中大兄皇子とは?
なかのおおえのおうじ
中大兄皇子とは、飛鳥時代の皇族で、大化の改新を主導し後に天智天皇となった日本史上の重要人物です。
中大兄皇子(なかのおおえのおうじ、626〜672年)は、飛鳥時代の皇族で、舒明天皇の皇子です。後に第38代天智天皇として即位しました。
645年、中大兄皇子は中臣鎌足とともに当時の実力者・蘇我入鹿を宮中で暗殺するクーデター(乙巳の変)を決行しました。

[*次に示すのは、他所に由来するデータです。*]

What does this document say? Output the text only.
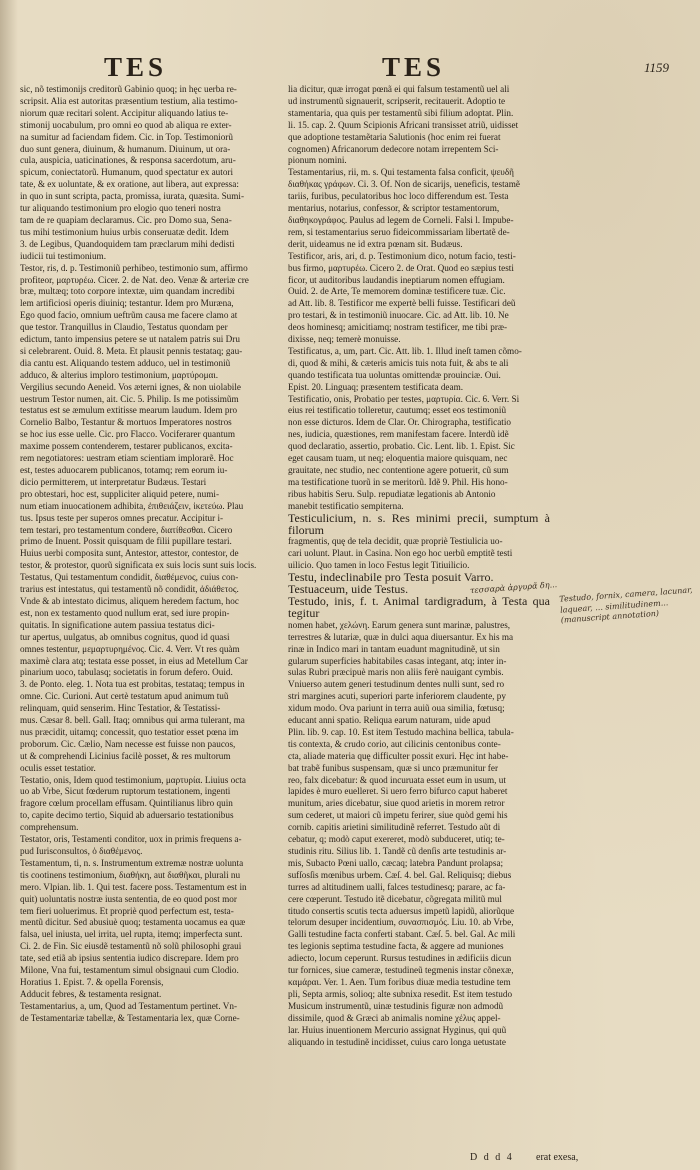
TES	TES	1159

sic, nõ testimonijs creditorũ Gabinio quoq; in hęc uerba re-

scripsit. Alia est autoritas prӕsentium testium, alia testimo-

niorum quӕ recitari solent. Accipitur aliquando latius te-

stimonij uocabulum, pro omni eo quod ab aliqua re exter-

na sumitur ad faciendam fidem. Cic. in Top. Testimoniorũ

duo sunt genera, diuinum, & humanum. Diuinum, ut ora-

cula, auspicia, uaticinationes, & responsa sacerdotum, aru-

spicum, coniectatorũ. Humanum, quod spectatur ex autori

tate, & ex uoluntate, & ex oratione, aut libera, aut expressa:

in quo in sunt scripta, pacta, promissa, iurata, quӕsita. Sumi-

tur aliquando testimonium pro elogio quo teneri nostra

tam de re quapiam declaramus. Cic. pro Domo sua, Sena-

tus mihi testimonium huius urbis conseruatӕ dedit. Idem

3. de Legibus, Quandoquidem tam prӕclarum mihi dedisti

iudicii tui testimonium.

Testor, ris, d. p. Testimoniũ perhibeo, testimonio sum, affirmo

profiteor, μαρτυρέω. Cicer. 2. de Nat. deo. Venӕ & arteriӕ cre

brӕ, multӕq; toto corpore intextӕ, uim quandam incredibi

lem artificiosi operis diuiniq; testantur. Idem pro Murӕna,

Ego quod facio, omnium ueftrũm causa me facere clamo at

que testor. Tranquillus in Claudio, Testatus quondam per

edictum, tanto impensius petere se ut natalem patris sui Dru

si celebrarent. Ouid. 8. Meta. Et plausit pennis testataq; gau-

dia cantu est. Aliquando testem adduco, uel in testimoniũ

adduco, & alterius imploro testimonium, μαρτύρομαι.

Vergilius secundo Aeneid. Vos ӕterni ignes, & non uiolabile

uestrum Testor numen, ait. Cic. 5. Philip. Is me potissimũm

testatus est se ӕmulum extitisse mearum laudum. Idem pro

Cornelio Balbo, Testantur & mortuos Imperatores nostros

se hoc ius esse uelle. Cic. pro Flacco. Vociferarer quantum

maxime possem contenderem, testarer publicanos, excita-

rem negotiatores: uestram etiam scientiam implorarẽ. Hoc

est, testes aduocarem publicanos, totamq; rem eorum iu-

dicio permitterem, ut interpretatur Budӕus. Testari

pro obtestari, hoc est, suppliciter aliquid petere, numi-

num etiam inuocationem adhibita, ἐπιθειάζειν, ἱκετεύω. Plau

tus. Ipsus teste per superos omnes precatur. Accipitur i-

tem testari, pro testamentum condere, διατίθεσθαι. Cicero

primo de Inuent. Possit quisquam de filii pupillare testari.

Huius uerbi composita sunt, Antestor, attestor, contestor, de

testor, & protestor, quorũ significata ex suis locis sunt suis locis.

Testatus, Qui testamentum condidit, διαθέμενος, cuius con-

trarius est intestatus, qui testamentũ nõ condidit, ἀδιάθετος.

Vnde & ab intestato dicimus, aliquem heredem factum, hoc

est, non ex testamento quod nullum erat, sed iure propin-

quitatis. In significatione autem passiua testatus dici-

tur apertus, uulgatus, ab omnibus cognitus, quod id quasi

omnes testentur, μεμαρτυρημένος. Cic. 4. Verr. Vt res quàm

maximè clara atq; testata esse posset, in eius ad Metellum Car

pinarium uoco, tabulasq; societatis in forum defero. Ouid.

3. de Ponto. eleg. 1. Nota tua est probitas, testataq; tempus in

omne. Cic. Curioni. Aut certè testatum apud animum tuũ

relinquam, quid senserim. Hinc Testatior, & Testatissi-

mus. Cӕsar 8. bell. Gall. Itaq; omnibus qui arma tulerant, ma

nus prӕcidit, uitamq; concessit, quo testatior esset pœna im

proborum. Cic. Cӕlio, Nam necesse est fuisse non paucos,

ut & comprehendi Licinius facilè posset, & res multorum

oculis esset testatior.

Testatio, onis, Idem quod testimonium, μαρτυρία. Liuius octa

uo ab Vrbe, Sicut fœderum ruptorum testationem, ingenti

fragore cœlum procellam effusam. Quintilianus libro quin

to, capite decimo tertio, Siquid ab aduersario testationibus

comprehensum.

Testator, oris, Testamenti conditor, uox in primis frequens a-

pud Iurisconsultos, ὁ διαθέμενος.

Testamentum, ti, n. s. Instrumentum extremӕ nostrӕ uolunta

tis cootinens testimonium, διαθήκη, aut διαθῆκαι, plurali nu

mero. Vlpian. lib. 1. Qui test. facere poss. Testamentum est in

quit) uoluntatis nostrӕ iusta sententia, de eo quod post mor

tem fieri uoluerimus. Et propriè quod perfectum est, testa-

mentũ dicitur. Sed abusiuè quoq; testamenta uocamus ea quӕ

falsa, uel iniusta, uel irrita, uel rupta, itemq; imperfecta sunt.

Ci. 2. de Fin. Sic eiusdẽ testamentũ nõ solũ philosophi graui

tate, sed etiã ab ipsius sententia iudico discrepare. Idem pro

Milone, Vna fui, testamentum simul obsignaui cum Clodio.

Horatius 1. Epist. 7. & opella Forensis,

Adducit febres, & testamenta resignat.

Testamentarius, a, um, Quod ad Testamentum pertinet. Vn-

de Testamentariӕ tabellӕ, & Testamentaria lex, quӕ Corne-

lia dicitur, quӕ irrogat pœnã ei qui falsum testamentũ uel ali

ud instrumentũ signauerit, scripserit, recitauerit. Adoptio te

stamentaria, qua quis per testamentũ sibi filium adoptat. Plin.

li. 15. cap. 2. Quum Scipionis Africani transisset atriũ, uidisset

que adoptione testamẽtaria Salutionis (hoc enim rei fuerat

cognomen) Africanorum dedecore notam irrepentem Sci-

pionum nomini.

Testamentarius, rii, m. s. Qui testamenta falsa conficit, ψευδῆ

διαθήκας γράφων. Ci. 3. Of. Non de sicarijs, ueneficis, testamẽ

tariis, furibus, peculatoribus hoc loco differendum est. Testa

mentarius, notarius, confessor, & scriptor testamentorum,

διαθηκογράφος. Paulus ad legem de Corneli. Falsi l. Impube-

rem, si testamentarius seruo fideicommissariam libertatẽ de-

derit, uideamus ne id extra pœnam sit. Budӕus.

Testificor, aris, ari, d. p. Testimonium dico, notum facio, testi-

bus firmo, μαρτυρέω. Cicero 2. de Orat. Quod eo sӕpius testi

ficor, ut auditoribus laudandis ineptiarum nomen effugiam.

Ouid. 2. de Arte, Te memorem dominӕ testificere tuӕ. Cic.

ad Att. lib. 8. Testificor me expertè belli fuisse. Testificari deũ

pro testari, & in testimoniũ inuocare. Cic. ad Att. lib. 10. Ne

deos hominesq; amicitiamq; nostram testificer, me tibi prӕ-

dixisse, neq; temerè monuisse.

Testificatus, a, um, part. Cic. Att. lib. 1. Illud ineſt tamen cõmo-

di, quod & mihi, & cӕteris amicis tuis nota fuit, & abs te ali

quando testificata tua uoluntas omittendӕ prouinciӕ. Oui.

Epist. 20. Linguaq; prӕsentem testificata deam.

Testificatio, onis, Probatio per testes, μαρτυρία. Cic. 6. Verr. Si

eius rei testificatio tolleretur, cautumq; esset eos testimoniũ

non esse dicturos. Idem de Clar. Or. Chirographa, testificatio

nes, iudicia, quӕstiones, rem manifestam facere. Interdũ idẽ

quod declaratio, assertio, probatio. Cic. Lent. lib. 1. Epist. Sic

eget causam tuam, ut neq; eloquentia maiore quisquam, nec

grauitate, nec studio, nec contentione agere potuerit, cũ sum

ma testificatione tuorũ in se meritorũ. Idẽ 9. Phil. His hono-

ribus habitis Seru. Sulp. repudiatӕ legationis ab Antonio

manebit testificatio sempiterna.

Testiculicium, n. s. Res minimi precii, sumptum à filorum

fragmentis, quę de tela decidit, quӕ propriè Testiulicia uo-

cari uolunt. Plaut. in Casina. Non ego hoc uerbũ emptitẽ testi

uilicio. Quo tamen in loco Festus legit Titiuilicio.

Testu, indeclinabile pro Testa posuit Varro.

Testuaceum, uide Testus.

Testudo, inis, f. t. Animal tardigradum, à Testa qua tegitur

nomen habet, χελώνη. Earum genera sunt marinӕ, palustres,

terrestres & lutariӕ, quӕ in dulci aqua diuersantur. Ex his ma

rinӕ in Indico mari in tantam euadunt magnitudinẽ, ut sin

gularum superficies habitabiles casas integant, atq; inter in-

sulas Rubri prӕcipuè maris non aliis ferè nauigant cymbis.

Vniuerso autem generi testudinum dentes nulli sunt, sed ro

stri margines acuti, superiori parte inferiorem claudente, py

xidum modo. Ova pariunt in terra auiũ oua similia, fœtusq;

educant anni spatio. Reliqua earum naturam, uide apud

Plin. lib. 9. cap. 10. Est item Testudo machina bellica, tabula-

tis contexta, & crudo corio, aut cilicinis centonibus conte-

cta, aliade materia quę difficulter possit exuri. Hęc int habe-

bat trabẽ funibus suspensam, quӕ si unco prӕmunitur fer

reo, falx dicebatur: & quod incuruata esset eum in usum, ut

lapides è muro euelleret. Si uero ferro bifurco caput haberet

munitum, aries dicebatur, siue quod arietis in morem retror

sum cederet, ut maiori cũ impetu ferirer, siue quòd gemi his

cornib. capitis arietini similitudinẽ referret. Testudo aũt di

cebatur, q; modò caput exereret, modò subduceret, utiq; te-

studinis ritu. Silius lib. 1. Tandẽ cũ denſis arte testudinis ar-

mis, Subacto Pœni uallo, cӕcaq; latebra Pandunt prolapsa;

sufſosſis mœnibus urbem. Cӕſ. 4. bel. Gal. Reliquisq; diebus

turres ad altitudinem ualli, falces testudinesq; parare, ac fa-

cere cœperunt. Testudo itẽ dicebatur, cõgregata militũ mul

titudo consertis scutis tecta aduersus impetũ lapidũ, aliorũque

telorum desuper incidentium, συνασπισμός. Liu. 10. ab Vrbe,

Galli testudine facta conferti stabant. Cӕſ. 5. bel. Gal. Ac mili

tes legionis septima testudine facta, & aggere ad muniones

adiecto, locum ceperunt. Rursus testudines in ӕdificiis dicun

tur fornices, siue camerӕ, testudineũ tegmenis instar cõnexӕ,

καμάραι. Ver. 1. Aen. Tum foribus diuӕ media testudine tem

pli, Septa armis, solioq; alte subnixa resedit. Est item testudo

Musicum instrumentũ, uinӕ testudinis figurӕ non admodũ

dissimile, quod & Grӕci ab animalis nomine χέλυς appel-

lar. Huius inuentionem Mercurio assignat Hyginus, qui quũ

aliquando in testudinẽ incidisset, cuius caro longa uetustate

τεσσαρὰ ἀργυρᾶ δη... Testudo, fornix, camera, lacunar, laquear, ... similitudinem... (manuscript annotation)
D d d 4 erat exesa,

これにより長く権勢を誇った蘇我氏を滅ぼし、その後に「大化の改新」と呼ばれる一連の政治改革を断行しました。
中大兄皇子の主な事績は以下のとおりです。
- 乙巳の変(645年)で蘇我入鹿を誅殺し、蘇我宗家を滅ぼした
- 大化の改新により、公地公民制を原則とする中央集権的な国家体制の構築を目指した
- 663年の白村江の戦いで唐・新羅連合軍に敗れ、朝鮮半島での勢力を失った
- 敗戦後は外敵の侵入に備えて防衛施設を整備し、都を近江大津宮に遷した
- 671年に正式に即位して天智天皇となり、翌年に崩御した
中大兄皇子の改革は、律令制に基づく本格的な国家体制が整う奈良時代への橋渡しとなり、日本の中央集権化の出発点として歴史的に高く評価されています。
使い方・例文
高校の日本史の授業では、大化の改新の場面で必ず「中大兄皇子と中臣鎌足が蘇我入鹿を討った」と教わり、飛鳥時代の政治変革を象徴する人物として学ぶことになります。